Lula elegiou mudanças na legislação trabalhista da Espanha - Zanone Fraiassat/Folhapress
Lula elegiou mudanças na legislação trabalhista da Espanha Imagem: Zanone Fraiassat/Folhapress

Fabrício de Castro

Do UOL, em Brasília

09/01/2022 04h00

Nos últimos dias, nomes da cúpula do PT citaram em redes sociais iniciativas de medidas econômicas defendidas pela esquerda. A deputada federal Gleisi Hoffmann (PR), presidente do partido, mencionou revogação de privatizações na Argentina e citou a revisão reforma trabalhista na Espanha. O ex-presidente Luiz Inácio Lula da Silva também elogiou as mudanças discutidas na Espanha.

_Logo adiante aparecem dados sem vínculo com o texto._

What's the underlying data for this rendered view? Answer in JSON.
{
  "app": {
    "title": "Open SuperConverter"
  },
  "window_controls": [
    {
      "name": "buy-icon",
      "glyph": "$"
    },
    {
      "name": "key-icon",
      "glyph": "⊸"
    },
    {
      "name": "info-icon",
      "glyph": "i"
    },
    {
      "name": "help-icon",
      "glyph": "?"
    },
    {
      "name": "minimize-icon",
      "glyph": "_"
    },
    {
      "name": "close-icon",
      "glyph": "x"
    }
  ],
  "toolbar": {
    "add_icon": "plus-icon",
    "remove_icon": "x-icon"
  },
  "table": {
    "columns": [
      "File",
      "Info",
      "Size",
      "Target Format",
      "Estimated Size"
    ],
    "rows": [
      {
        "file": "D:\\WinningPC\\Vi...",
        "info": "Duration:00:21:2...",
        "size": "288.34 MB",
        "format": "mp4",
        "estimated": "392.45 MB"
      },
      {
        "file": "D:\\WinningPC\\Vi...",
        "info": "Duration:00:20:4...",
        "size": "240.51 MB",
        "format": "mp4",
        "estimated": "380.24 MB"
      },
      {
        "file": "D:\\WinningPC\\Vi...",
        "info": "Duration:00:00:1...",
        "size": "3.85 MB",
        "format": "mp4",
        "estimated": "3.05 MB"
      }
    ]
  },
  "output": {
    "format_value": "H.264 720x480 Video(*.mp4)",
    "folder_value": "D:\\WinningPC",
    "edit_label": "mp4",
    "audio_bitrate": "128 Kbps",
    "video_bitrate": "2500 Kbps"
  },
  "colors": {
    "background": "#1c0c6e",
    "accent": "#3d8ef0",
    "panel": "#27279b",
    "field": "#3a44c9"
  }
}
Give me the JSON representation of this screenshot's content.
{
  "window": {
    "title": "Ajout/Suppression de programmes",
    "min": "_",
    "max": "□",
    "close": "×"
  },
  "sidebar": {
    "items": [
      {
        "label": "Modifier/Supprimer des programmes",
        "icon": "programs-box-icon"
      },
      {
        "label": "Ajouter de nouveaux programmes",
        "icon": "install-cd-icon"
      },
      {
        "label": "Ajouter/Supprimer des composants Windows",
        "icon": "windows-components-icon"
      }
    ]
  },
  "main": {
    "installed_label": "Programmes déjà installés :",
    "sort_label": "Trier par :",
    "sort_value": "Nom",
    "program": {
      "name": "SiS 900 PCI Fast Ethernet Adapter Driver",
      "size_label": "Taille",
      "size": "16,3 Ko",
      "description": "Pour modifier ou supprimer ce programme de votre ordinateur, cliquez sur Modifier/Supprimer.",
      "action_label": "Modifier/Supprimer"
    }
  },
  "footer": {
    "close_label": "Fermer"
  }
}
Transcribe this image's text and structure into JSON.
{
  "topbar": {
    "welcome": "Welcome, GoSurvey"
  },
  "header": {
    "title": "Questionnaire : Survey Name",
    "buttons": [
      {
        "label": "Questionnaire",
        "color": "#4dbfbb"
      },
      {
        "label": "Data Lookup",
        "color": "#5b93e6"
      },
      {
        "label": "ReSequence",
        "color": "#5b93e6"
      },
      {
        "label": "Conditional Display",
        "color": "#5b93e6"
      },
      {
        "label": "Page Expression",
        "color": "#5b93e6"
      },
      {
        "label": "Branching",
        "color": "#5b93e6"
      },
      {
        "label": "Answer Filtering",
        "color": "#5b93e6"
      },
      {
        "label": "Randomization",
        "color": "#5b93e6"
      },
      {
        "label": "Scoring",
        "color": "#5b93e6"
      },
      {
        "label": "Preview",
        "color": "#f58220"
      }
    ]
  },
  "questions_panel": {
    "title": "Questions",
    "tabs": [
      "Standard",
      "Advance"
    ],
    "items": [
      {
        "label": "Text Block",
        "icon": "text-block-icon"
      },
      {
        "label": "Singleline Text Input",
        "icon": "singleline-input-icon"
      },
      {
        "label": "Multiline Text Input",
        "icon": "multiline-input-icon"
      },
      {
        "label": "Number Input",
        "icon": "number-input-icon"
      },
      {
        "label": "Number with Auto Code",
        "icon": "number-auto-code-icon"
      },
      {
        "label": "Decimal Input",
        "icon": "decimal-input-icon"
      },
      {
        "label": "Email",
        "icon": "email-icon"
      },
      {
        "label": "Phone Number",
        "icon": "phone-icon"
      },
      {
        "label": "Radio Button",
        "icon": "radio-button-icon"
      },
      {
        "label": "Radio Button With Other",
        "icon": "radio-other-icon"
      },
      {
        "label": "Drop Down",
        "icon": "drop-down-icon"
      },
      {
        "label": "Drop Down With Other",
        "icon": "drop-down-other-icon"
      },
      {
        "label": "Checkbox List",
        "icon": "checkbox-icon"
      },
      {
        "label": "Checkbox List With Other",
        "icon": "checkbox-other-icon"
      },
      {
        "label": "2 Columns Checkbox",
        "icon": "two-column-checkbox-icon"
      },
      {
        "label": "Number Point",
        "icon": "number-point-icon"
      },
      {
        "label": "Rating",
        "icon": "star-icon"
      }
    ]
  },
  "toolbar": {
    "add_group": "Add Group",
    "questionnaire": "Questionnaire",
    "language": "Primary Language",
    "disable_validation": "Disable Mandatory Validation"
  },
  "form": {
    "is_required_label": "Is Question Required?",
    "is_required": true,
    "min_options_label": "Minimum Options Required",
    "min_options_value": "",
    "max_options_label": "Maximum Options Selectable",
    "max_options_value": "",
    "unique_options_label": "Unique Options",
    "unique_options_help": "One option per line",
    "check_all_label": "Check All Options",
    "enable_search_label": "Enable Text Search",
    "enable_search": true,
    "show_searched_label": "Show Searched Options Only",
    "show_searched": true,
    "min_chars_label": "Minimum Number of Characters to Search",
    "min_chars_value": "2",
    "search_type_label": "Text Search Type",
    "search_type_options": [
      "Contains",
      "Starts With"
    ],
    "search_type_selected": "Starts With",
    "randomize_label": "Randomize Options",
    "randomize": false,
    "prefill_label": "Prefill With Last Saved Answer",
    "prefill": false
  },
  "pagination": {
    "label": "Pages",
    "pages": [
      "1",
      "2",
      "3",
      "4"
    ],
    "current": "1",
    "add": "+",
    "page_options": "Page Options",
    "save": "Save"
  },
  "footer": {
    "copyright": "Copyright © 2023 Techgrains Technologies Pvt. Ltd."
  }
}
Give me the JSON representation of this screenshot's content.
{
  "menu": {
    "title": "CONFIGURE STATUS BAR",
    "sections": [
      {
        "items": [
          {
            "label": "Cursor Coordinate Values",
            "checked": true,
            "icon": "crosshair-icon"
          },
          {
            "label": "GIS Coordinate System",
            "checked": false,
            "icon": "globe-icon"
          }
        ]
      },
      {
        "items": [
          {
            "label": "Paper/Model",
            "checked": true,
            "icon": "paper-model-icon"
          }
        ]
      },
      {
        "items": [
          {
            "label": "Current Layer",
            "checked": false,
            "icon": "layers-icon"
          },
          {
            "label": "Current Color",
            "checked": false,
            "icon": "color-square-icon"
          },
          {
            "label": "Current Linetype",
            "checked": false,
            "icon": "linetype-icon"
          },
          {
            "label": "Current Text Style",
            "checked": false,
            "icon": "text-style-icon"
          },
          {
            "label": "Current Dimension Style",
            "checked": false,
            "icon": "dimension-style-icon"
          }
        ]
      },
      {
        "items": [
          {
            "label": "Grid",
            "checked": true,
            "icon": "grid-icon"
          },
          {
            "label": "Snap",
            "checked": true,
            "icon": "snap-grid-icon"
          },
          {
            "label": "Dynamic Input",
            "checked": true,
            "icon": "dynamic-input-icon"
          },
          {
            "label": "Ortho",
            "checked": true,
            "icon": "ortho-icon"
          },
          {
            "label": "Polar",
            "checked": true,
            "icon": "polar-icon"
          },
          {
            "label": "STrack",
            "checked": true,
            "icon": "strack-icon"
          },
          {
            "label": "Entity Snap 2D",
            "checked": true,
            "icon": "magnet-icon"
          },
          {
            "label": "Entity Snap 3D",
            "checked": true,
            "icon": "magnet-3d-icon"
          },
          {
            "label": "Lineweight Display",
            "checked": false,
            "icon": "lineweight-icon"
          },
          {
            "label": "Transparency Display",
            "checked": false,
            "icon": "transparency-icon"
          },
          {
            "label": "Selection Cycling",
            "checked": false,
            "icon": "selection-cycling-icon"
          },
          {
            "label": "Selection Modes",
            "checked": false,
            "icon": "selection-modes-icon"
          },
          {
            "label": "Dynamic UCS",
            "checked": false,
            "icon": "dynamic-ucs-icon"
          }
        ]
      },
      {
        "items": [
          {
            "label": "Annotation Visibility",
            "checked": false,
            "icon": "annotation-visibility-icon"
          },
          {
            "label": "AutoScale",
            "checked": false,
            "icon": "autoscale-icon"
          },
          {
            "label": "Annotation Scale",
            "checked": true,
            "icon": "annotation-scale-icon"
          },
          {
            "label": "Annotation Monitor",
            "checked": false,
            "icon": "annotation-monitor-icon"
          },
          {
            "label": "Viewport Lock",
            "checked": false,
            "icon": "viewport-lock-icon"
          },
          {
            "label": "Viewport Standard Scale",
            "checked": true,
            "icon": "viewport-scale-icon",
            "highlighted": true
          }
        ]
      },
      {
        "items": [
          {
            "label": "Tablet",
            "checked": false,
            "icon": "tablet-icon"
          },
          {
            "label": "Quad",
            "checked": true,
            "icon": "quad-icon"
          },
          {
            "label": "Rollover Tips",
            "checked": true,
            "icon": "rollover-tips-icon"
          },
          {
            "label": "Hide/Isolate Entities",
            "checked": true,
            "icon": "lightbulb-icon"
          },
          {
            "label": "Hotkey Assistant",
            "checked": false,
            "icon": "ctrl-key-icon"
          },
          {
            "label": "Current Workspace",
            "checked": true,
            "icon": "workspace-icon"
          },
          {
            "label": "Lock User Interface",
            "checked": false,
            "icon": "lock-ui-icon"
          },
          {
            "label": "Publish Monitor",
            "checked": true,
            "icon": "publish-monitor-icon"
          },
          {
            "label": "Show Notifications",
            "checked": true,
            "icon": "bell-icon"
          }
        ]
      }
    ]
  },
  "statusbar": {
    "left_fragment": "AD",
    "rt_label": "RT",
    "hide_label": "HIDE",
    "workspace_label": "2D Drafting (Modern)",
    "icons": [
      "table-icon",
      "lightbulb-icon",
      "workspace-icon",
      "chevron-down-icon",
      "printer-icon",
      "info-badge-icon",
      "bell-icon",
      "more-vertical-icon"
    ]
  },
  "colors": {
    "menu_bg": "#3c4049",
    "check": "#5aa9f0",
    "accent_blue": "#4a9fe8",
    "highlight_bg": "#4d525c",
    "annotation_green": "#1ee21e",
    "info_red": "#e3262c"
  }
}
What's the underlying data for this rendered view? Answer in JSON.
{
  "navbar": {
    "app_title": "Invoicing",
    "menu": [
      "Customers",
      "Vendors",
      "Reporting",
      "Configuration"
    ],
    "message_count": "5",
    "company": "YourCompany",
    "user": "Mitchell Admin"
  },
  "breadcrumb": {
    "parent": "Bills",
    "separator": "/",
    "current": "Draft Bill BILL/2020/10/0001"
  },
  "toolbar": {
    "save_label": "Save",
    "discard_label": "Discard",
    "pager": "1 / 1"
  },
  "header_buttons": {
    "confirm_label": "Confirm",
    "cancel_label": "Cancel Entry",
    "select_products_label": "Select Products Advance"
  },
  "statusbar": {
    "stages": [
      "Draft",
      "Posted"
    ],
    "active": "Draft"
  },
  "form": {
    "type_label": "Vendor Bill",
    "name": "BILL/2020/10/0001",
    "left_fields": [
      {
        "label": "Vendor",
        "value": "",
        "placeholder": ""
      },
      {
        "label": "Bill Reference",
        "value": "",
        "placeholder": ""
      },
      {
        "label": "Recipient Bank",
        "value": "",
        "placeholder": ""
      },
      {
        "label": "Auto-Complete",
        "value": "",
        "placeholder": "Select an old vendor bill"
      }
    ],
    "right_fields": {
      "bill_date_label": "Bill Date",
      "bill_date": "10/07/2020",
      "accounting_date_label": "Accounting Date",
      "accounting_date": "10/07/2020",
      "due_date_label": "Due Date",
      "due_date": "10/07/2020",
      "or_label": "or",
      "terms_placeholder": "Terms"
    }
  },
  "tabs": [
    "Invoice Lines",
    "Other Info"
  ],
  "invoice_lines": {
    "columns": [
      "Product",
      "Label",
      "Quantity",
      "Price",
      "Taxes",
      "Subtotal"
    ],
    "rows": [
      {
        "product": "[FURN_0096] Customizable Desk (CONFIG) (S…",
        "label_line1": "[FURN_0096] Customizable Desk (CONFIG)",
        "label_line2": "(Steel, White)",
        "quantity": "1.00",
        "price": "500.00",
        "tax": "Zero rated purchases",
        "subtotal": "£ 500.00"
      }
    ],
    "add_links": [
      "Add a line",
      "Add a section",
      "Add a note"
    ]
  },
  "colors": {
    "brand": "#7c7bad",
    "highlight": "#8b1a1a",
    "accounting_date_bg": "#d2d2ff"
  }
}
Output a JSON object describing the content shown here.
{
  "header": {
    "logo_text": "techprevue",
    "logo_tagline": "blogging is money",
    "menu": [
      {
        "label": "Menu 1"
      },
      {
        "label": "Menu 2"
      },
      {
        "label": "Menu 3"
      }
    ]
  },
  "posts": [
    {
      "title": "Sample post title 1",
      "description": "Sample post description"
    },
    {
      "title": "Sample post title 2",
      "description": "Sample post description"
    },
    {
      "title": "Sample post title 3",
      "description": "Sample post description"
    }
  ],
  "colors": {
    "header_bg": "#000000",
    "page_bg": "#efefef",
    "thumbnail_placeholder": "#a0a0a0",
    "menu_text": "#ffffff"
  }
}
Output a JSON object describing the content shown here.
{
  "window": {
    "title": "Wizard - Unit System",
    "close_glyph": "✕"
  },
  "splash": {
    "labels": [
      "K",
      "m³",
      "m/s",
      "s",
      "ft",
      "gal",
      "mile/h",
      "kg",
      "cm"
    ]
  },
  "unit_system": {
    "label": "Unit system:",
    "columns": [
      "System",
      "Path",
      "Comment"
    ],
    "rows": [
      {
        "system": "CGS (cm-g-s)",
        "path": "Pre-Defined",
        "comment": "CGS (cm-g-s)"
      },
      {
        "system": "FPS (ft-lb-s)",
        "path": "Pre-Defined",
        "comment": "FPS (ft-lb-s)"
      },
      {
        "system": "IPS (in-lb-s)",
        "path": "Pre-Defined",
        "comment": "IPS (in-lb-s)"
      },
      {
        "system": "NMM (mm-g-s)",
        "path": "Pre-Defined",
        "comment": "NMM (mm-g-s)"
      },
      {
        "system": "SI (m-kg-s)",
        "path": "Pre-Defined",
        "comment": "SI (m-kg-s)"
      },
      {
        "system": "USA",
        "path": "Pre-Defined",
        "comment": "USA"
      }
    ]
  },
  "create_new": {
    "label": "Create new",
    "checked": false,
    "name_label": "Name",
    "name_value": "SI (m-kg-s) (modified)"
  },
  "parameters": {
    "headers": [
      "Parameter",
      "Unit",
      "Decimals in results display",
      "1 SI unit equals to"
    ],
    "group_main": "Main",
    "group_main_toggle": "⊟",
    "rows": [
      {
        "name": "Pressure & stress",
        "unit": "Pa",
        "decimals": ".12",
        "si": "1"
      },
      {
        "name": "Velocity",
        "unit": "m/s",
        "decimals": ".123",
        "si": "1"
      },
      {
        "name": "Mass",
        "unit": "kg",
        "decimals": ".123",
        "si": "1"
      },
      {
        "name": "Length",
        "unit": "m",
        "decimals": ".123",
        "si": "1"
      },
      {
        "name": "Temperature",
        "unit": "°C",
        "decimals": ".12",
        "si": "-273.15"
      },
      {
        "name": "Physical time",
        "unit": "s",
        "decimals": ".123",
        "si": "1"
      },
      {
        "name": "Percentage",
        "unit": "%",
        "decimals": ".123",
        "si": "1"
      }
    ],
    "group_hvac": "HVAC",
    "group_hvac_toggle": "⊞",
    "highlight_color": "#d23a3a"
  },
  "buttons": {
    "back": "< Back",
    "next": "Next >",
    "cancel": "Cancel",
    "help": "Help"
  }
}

Mas seria possível revogar a reforma trabalhista mais recente no Brasil, de 2017? E as privatizações? Especialistas da área do direito disseram ao UOL que, tecnicamente, isso é possível, mas as dificuldades seriam grandes, em especial no caso das privatizações.

Mudança da reforma trabalhista por lei ordinária

O juiz do trabalho Felipe Bernardes, diretor de Assuntos Legislativos da Amatra1 (Associação dos Magistrados da Justiça do Trabalho da 1ª Região), afirma que a revogação da reforma trabalhista poderia ser feita a partir de lei ordinária (mais fácil de aprovar no Congresso).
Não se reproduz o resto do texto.